JBS Foods was hit with a massive cyber attack this past year. Alberta Premier Jason Kenney toured the JBS plant in Brooks, Alberta, in December 2018.

JBS Foods – the largest meatpacking company in the world – paid more than $10 million in ransom after a cyber attack disrupted its North American and Australian operations.

This example of increased technology use leading to greater risks for the industry hit close to home for many farmers and processors, who were looking to increase automation to combat labour shortages, where possible. Generally, automation has been a godsend, particularly in manufacturing; it improves efficiency and quality control, with less reliance on human subjectivity.

Yet, the risks are not just financial. JBS had to halt cattle slaughtering at all its U.S. plants, as well as operations at its plant in Brooks, Alberta – about 200 kilometres southeast of Calgary – for a whole day. In addition, since JBS processes more than one-quarter of all beef in Canada, a longer shutdown would have led to disruptions in food supply chains and added to rising food prices. It could have impacted the organization’s reputation as well.
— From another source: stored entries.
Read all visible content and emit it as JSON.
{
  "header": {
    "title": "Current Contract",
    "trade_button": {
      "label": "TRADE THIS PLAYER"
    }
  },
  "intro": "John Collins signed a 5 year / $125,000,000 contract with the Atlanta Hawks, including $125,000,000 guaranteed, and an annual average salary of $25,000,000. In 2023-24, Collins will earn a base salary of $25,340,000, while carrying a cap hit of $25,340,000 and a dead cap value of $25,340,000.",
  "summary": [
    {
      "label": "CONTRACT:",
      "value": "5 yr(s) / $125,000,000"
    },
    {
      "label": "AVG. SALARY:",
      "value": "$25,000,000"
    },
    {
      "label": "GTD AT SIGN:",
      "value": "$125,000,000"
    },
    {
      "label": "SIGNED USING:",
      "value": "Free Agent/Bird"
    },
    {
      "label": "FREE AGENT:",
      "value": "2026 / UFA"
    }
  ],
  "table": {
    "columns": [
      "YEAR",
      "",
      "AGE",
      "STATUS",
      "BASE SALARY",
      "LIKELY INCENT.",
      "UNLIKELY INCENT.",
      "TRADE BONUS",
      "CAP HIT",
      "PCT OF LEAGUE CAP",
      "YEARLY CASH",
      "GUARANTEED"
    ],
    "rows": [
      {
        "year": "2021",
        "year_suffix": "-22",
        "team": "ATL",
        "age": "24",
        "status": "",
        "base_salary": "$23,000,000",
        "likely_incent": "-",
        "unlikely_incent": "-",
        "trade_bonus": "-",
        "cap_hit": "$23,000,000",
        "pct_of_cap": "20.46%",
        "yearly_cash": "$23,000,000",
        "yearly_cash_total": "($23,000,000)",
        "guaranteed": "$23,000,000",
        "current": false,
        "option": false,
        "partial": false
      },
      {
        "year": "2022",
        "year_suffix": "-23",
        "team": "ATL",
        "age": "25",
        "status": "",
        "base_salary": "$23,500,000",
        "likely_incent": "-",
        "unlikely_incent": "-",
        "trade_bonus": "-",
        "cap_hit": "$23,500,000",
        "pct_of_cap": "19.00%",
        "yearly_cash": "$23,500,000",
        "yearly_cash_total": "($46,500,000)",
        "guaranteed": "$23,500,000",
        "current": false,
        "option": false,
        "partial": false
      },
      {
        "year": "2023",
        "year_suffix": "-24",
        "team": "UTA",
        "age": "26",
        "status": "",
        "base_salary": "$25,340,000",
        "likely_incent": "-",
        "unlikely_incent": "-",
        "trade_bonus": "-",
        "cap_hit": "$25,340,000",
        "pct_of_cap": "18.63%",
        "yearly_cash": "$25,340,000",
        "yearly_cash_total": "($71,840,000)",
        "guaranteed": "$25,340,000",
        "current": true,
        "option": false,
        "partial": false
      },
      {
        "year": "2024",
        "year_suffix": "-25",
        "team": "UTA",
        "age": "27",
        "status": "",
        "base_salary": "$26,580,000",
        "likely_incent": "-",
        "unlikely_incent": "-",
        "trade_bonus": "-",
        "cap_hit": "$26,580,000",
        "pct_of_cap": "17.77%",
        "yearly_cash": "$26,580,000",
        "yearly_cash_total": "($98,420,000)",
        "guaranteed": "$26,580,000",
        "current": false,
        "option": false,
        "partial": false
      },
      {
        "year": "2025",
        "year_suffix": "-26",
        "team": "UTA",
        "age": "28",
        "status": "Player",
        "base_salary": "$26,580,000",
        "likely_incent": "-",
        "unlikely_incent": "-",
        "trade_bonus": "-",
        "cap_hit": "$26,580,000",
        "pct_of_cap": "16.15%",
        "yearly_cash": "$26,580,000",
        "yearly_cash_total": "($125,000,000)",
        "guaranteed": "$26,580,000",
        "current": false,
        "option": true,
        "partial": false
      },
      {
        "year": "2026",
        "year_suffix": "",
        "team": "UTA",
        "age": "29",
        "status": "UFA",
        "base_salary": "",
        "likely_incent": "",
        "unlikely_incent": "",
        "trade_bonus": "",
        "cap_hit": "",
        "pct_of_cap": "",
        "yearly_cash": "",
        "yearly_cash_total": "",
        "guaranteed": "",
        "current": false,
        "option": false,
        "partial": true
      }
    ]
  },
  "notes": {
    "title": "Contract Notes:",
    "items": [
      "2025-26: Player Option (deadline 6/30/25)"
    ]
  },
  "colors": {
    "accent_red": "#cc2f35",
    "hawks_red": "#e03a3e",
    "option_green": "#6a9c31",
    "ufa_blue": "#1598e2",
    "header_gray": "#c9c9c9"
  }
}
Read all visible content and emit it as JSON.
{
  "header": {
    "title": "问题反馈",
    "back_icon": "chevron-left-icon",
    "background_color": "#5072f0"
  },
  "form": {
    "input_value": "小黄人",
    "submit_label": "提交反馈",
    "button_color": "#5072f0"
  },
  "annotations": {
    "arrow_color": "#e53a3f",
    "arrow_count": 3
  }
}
Keeping cyber security in mind means finding proper insurance coverage to protect your organization from cyber attacks. Because of the increase in cyber crime, cyber insurance in agri-business is expected to increase by 20 per cent or more in 2022.

The importance of prevention and deterrence cannot be overstated. Third-party audits, multi-factor authentication and employee training are essential. For cyber criminals, complacency is almost an invitation.

Getting yourself prepared

With so much that hog farmers and pork processors cannot control, it has never been more important to focus on the things you can control. Mitigating risk through CAT modelling, paying attention to weather events and water conservation, taking precautions with allergens and enhancing cyber security can help organizations find their balance in the coming year. Consult with your insurance broker to prepare for what lies ahead.